Choosing the right lender
As with any mortgage, picking the right lender is critical. Not only will it impact what loan programs you have access to, but it can influence your rate and fees heavily, too.
Always get quotes from at least a few different mortgage lenders. Then, use the loan estimates they give you to compare rates, fees, and other details. You can also negotiate with lenders using these forms.
Closing on the new mortgage
Finally, you'll close on your new loan. Once you're done, the new loan will be used to pay off the old one, officially replacing it. You'll start making payments on the new mortgage the following month.
Keep in mind that refinances require closing costs just like traditional mortgages. You can typically expect to pay anywhere from 2% to 6% of the mortgage amount. Some lenders will let you finance these costs — meaning include them in your loan balance — but this results in a higher payment and more interest costs in the long run.
Considerations and drawbacks
Rate-and-term refinances can sometimes be a smart move, but they aren't perfect. Here's what you'll want to consider before moving forward with one.
Closing costs and fees
Closing costs are one of the biggest drawbacks of rate-and-term refinancing, and according to ClosingCorp, the average refinance closing costs in the US come to $5,779. For many homeowners, that can be a significant sum to produce.

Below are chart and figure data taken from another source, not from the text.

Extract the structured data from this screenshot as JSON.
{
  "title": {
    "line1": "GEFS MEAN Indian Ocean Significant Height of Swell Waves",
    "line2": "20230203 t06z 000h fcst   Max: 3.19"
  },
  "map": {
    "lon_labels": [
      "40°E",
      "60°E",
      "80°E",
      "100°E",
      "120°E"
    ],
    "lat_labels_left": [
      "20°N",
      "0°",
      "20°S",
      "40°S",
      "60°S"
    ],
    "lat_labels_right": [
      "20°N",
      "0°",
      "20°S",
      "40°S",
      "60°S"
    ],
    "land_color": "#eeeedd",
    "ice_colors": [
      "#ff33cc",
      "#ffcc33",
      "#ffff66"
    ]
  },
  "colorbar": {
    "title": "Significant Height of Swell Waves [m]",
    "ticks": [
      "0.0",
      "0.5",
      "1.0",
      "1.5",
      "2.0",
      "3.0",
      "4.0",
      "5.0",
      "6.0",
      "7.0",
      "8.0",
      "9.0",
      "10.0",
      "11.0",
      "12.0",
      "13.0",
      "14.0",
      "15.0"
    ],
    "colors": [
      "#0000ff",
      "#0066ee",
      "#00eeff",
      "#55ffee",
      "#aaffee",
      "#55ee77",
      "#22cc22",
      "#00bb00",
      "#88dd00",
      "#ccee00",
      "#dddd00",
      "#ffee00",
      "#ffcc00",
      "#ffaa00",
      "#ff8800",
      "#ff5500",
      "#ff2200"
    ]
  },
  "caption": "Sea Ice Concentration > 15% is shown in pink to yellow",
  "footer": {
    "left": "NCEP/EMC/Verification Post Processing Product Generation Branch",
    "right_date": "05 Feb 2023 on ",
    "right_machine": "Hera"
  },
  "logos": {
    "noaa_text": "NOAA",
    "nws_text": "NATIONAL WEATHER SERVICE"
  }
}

While you may be able to roll these into your loan balance, it could increase your monthly payment — and cost you a lot more in interest in the long run.
Break-even point analysis
Calculating your break-even point can help you determine if a rate-and-term refinance is financially worth it. Just take the total closing costs for your refinance and divide them by the monthly savings the refinance would offer you. This gives you the break-even point — the month in which the refinance saves you more than it cost to take out. If you know you'll stay in the home long enough to reach that month, refinancing may be smart.
Impact on total interest paid over the life of the loan
You should also think about the lifetime savings a refinance could net you — particularly if you plan to stay in the home for the long haul.
Once you've received a few quotes, use a mortgage calculator to determine how much the refinance could save you over the full term of your loan. Sometimes, even a small drop in your interest rate can equate to tens or even hundreds of thousands saved.
FAQs
A rate-and-term refinance replaces your existing mortgage with a new one — one with a new interest rate, term, or both.
Rate-and-term refinances can reduce your monthly payments in two ways: First, by lowering your interest rate. This reduces your total interest costs each month, thereby lowering your monthly payment. Additionally, refinancing into a longer-term loan — which spreads your balance across more months — can also reduce your payment.
To qualify for a rate-and-term refinance, you'll need a good credit score, a certain level of home equity, stable income, and a low debt-to-income ratio. Lenders may also require specific documentation to process your application.
Consider refinancing when interest rates drop significantly below your current rate, your financial situation changes, or you want to adjust your loan term to either pay off your mortgage quicker or reduce monthly payments.
Potential drawbacks include closing costs, fees, and possibly extending the time it takes to pay off your home, which could result in paying more interest over the life of the loan.